Welcome to the forum. I have been to Strasbourg many, many times. 

How old is your battery?


----------



## alex67000 (Mar 19, 2017)

Hi Tomko, thanks for youre answer, my battery is new she have 1 month


----------



## obermd (Mar 3, 2012)

One of two possible issues. First the 2010 2.0l diesel BCMs were apparently recalled in some countries. This may be the issue. The other is that you've had the underhood fuse box fail or one of the main power distribution nodes have failed.


----------



## alex67000 (Mar 19, 2017)

obermd said:


> One of two possible issues. First the 2010 2.0l diesel BCMs were apparently recalled in some countries. This may be the issue. The other is that you've had the underhood fuse box fail or one of the main power distribution nodes have failed.


thanks obermd, how can i test the fuse box? and what is main power distribution nodes?


----------



## JRB'sOilburningCruze (Feb 25, 2015)

I've seen a few posts like this on a GM truck board. I would try a new BCM fuse first. Or inspect the contacts on the BCM fuse to see if they are blackened or have any corrosion.


----------



## alex67000 (Mar 19, 2017)

ok thanks guys for youre Council...i do it


----------



## diesel (Jun 8, 2013)

Good luck and please keep us posted!


----------



## alex67000 (Mar 19, 2017)

diesel said:


> Good luck and please keep us posted!


thanks Diesel  
today new problem the diesel gauge is dancing, she go up and down when i turn, and the heat glow plug light go on 2 second...


----------



## diesel (Jun 8, 2013)

alex67000 said:


> thanks Diesel
> today new problem the diesel gauge is dancing, she go up and down when i turn, and the heat glow plug light go on 2 second...


Definitely sounds like voltages are not in proper range overall. Just as a side note, when my battery was going bad, my transmission did not want to shift out of first gear, so voltage issues can manifest in many ways.


----------



## EricSmit (Dec 21, 2016)

Bienvenue à CruzeTalk! Je recommande vraiment de faire tester votre batterie. Les voitures font des choses bizarres quand la batterie est en train de mourir.


----------



## alex67000 (Mar 19, 2017)

hi, thanks for all youre answer, today i drive my car to a garage i wait what he say, i come back when i have news...


----------



## alex67000 (Mar 19, 2017)

EricSmit said:


> Bienvenue à CruzeTalk! Je recommande vraiment de faire tester votre batterie. Les voitures font des choses bizarres quand la batterie est en train de mourir.
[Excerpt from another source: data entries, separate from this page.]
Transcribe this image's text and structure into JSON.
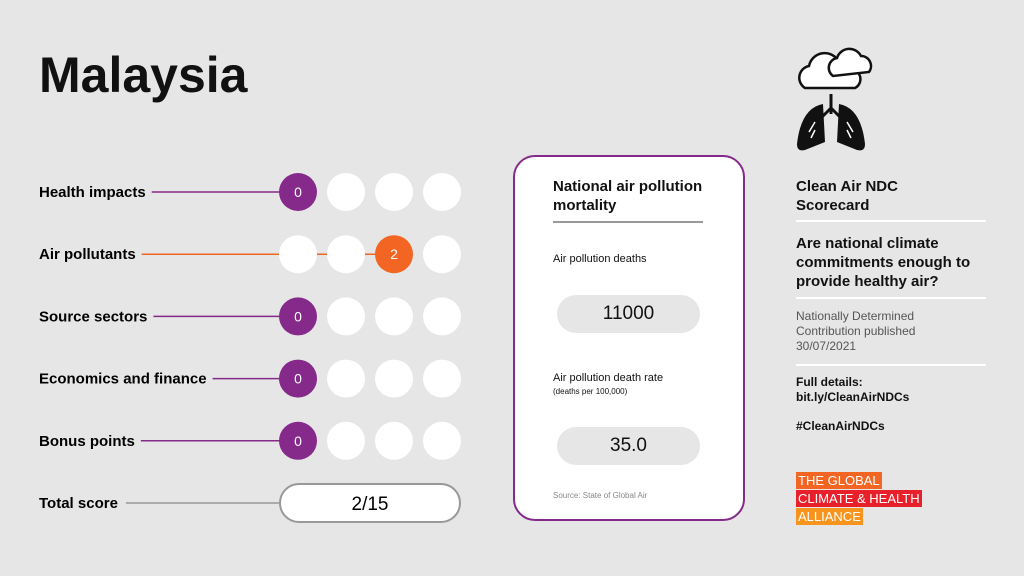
{
  "header": {
    "title": "Malaysia"
  },
  "scores": [
    {
      "label": "Health impacts",
      "score": 0,
      "color": "#85298a"
    },
    {
      "label": "Air pollutants",
      "score": 2,
      "color": "#f26522"
    },
    {
      "label": "Source sectors",
      "score": 0,
      "color": "#85298a"
    },
    {
      "label": "Economics and finance",
      "score": 0,
      "color": "#85298a"
    },
    {
      "label": "Bonus points",
      "score": 0,
      "color": "#85298a"
    }
  ],
  "total": {
    "label": "Total score",
    "value": "2/15"
  },
  "mortality": {
    "title": "National air pollution mortality",
    "deaths_label": "Air pollution deaths",
    "deaths": "11000",
    "rate_label": "Air pollution death rate",
    "rate_unit": "(deaths per 100,000)",
    "rate": "35.0",
    "source": "Source: State of Global Air"
  },
  "sidebar": {
    "heading": "Clean Air NDC Scorecard",
    "question": "Are national climate commitments enough to provide healthy air?",
    "published": "Nationally Determined Contribution published 30/07/2021",
    "details_label": "Full details:",
    "details_link": "bit.ly/CleanAirNDCs",
    "hashtag": "#CleanAirNDCs",
    "logo": [
      "THE GLOBAL",
      "CLIMATE & HEALTH",
      "ALLIANCE"
    ]
  }
}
Merci pour votre réponse, aujourdhui j'ai été chez mon garagiste et je lui ai laissé la voiture donc j'attend son verdict, je reviens dès que j'ai des nouvelles...


----------



## EricSmit (Dec 21, 2016)

alex67000 said:


> Merci pour votre réponse, aujourdhui j'ai été chez mon garagiste et je lui ai laissé la voiture donc j'attend son verdict, je reviens dès que j'ai des nouvelles...
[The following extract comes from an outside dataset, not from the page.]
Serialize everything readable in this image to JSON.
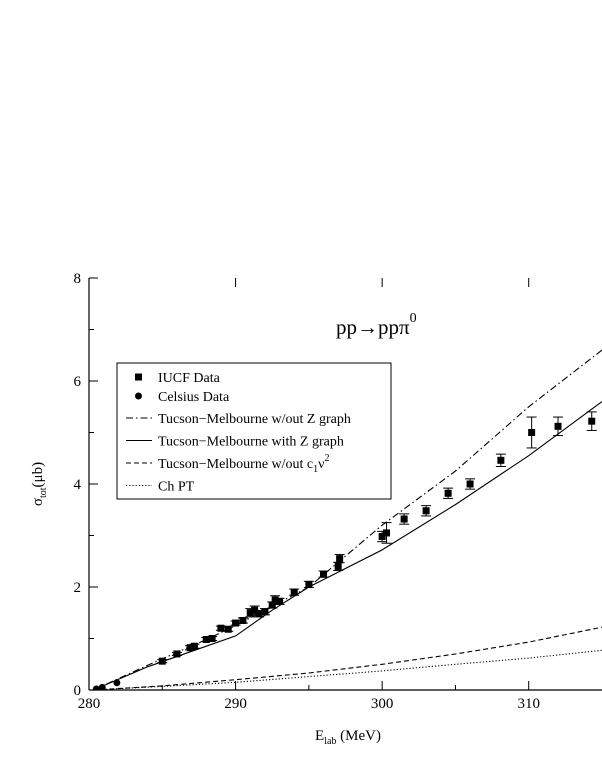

J'espère que c'est quelque chose qui est facile à réparer! tenez-nous au courant.


----------



## Cruzen Vegas (Aug 27, 2015)

Sock LE Blue!!!!!!!!!!!


----------



## alex67000 (Mar 19, 2017)

hi guys, so i recept my car from the dealer, big big surprise for my problem, the dealer change a sensor captor from diesel rail pressure and all is ok the car run fine, i ask to the dealer how just a sensor cam do so much problem??? it is incredible, he say the sensor do short circuit in all the the car, i paid 150$, so thank you for youre help...
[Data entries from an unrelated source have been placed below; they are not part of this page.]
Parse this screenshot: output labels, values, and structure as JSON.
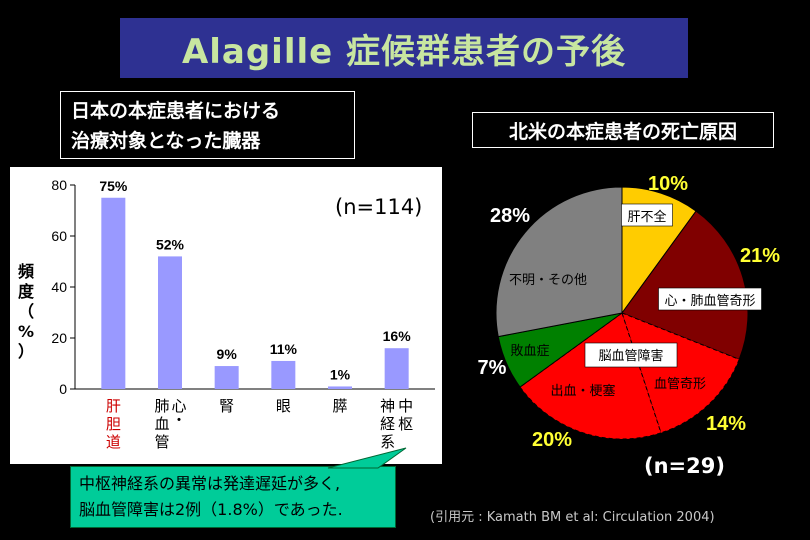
{
  "slide_title": "Alagille 症候群患者の予後",
  "left_heading": [
    "日本の本症患者における",
    "治療対象となった臓器"
  ],
  "right_heading": "北米の本症患者の死亡原因",
  "callout": [
    "中枢神経系の異常は発達遅延が多く,",
    "脳血管障害は2例（1.8%）であった."
  ],
  "citation": "(引用元 : Kamath BM et al: Circulation 2004)",
  "colors": {
    "title_bg": "#2e3192",
    "title_text": "#c8e6a0",
    "bar": "#9999ff",
    "callout_bg": "#00cc99",
    "pie_label_yellow": "#ffff33"
  },
  "chart_data": [
    {
      "type": "bar",
      "categories": [
        "肝胆道",
        "心・肺血管",
        "腎",
        "眼",
        "膵",
        "中枢神経系"
      ],
      "category_lines": [
        [
          "肝",
          "胆",
          "道"
        ],
        [
          "心・",
          "肺",
          "血",
          "管"
        ],
        [
          "腎"
        ],
        [
          "眼"
        ],
        [
          "膵"
        ],
        [
          "中",
          "枢",
          "神",
          "経",
          "系"
        ]
      ],
      "values": [
        75,
        52,
        9,
        11,
        1,
        16
      ],
      "data_labels": [
        "75%",
        "52%",
        "9%",
        "11%",
        "1%",
        "16%"
      ],
      "ylabel": [
        "頻",
        "度",
        "（",
        "%",
        "）"
      ],
      "ylim": [
        0,
        80
      ],
      "yticks": [
        0,
        20,
        40,
        60,
        80
      ],
      "annotation": "(n=114)",
      "highlight_category": "肝胆道",
      "highlight_color": "#cc0000",
      "grid": false
    },
    {
      "type": "pie",
      "labels": [
        "肝不全",
        "心・肺血管奇形",
        "血管奇形",
        "出血・梗塞",
        "敗血症",
        "不明・その他"
      ],
      "values": [
        10,
        21,
        14,
        20,
        7,
        28
      ],
      "percent_labels": [
        "10%",
        "21%",
        "14%",
        "20%",
        "7%",
        "28%"
      ],
      "colors": [
        "#ffcc00",
        "#800000",
        "#ff0000",
        "#ff0000",
        "#008000",
        "#808080"
      ],
      "group_label": "脳血管障害",
      "annotation": "(n=29)"
    }
  ]
}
Salut aux francophone, bon j'ai recuperé mon vehicule, alors mon garagiste ma changé la sonde de rampe diesel et la voiture marche nickel, alors je lui ai 
demandé comment une sonde peut faire autant de problèmes, il ma dit que la sonde provoquait des erreurs dans,le calculateur, jai payé 150$ pour la reparation, bref tout va,bien je remercie les membres du forum pour leurs aide, merci...


----------



## diesel (Jun 8, 2013)

alex67000 said:


> hi guys, so i recept my car from the dealer, big big surprise for my problem, the dealer change a sensor captor from diesel rail pressure and all is ok the car run fine, i ask to the dealer how just a sensor cam do so much problem??? it is incredible, he say the sensor do short circuit in all the the car, i paid 150$, so thank you for youre help...
> 
> 
> Salut aux francophone, bon j'ai recuperé mon vehicule, alors mon garagiste ma changé la sonde de rampe diesel et la voiture marche nickel, alors je lui ai
> demandé comment une sonde peut faire autant de problèmes, il ma dit que la sonde provoquait des erreurs dans,le calculateur, jai payé 150$ pour la reparation, bref tout va,bien je remercie les membres du forum pour leurs aide, merci...



Thanks for the update! Glad to hear it was relatively minor and all is well.


----------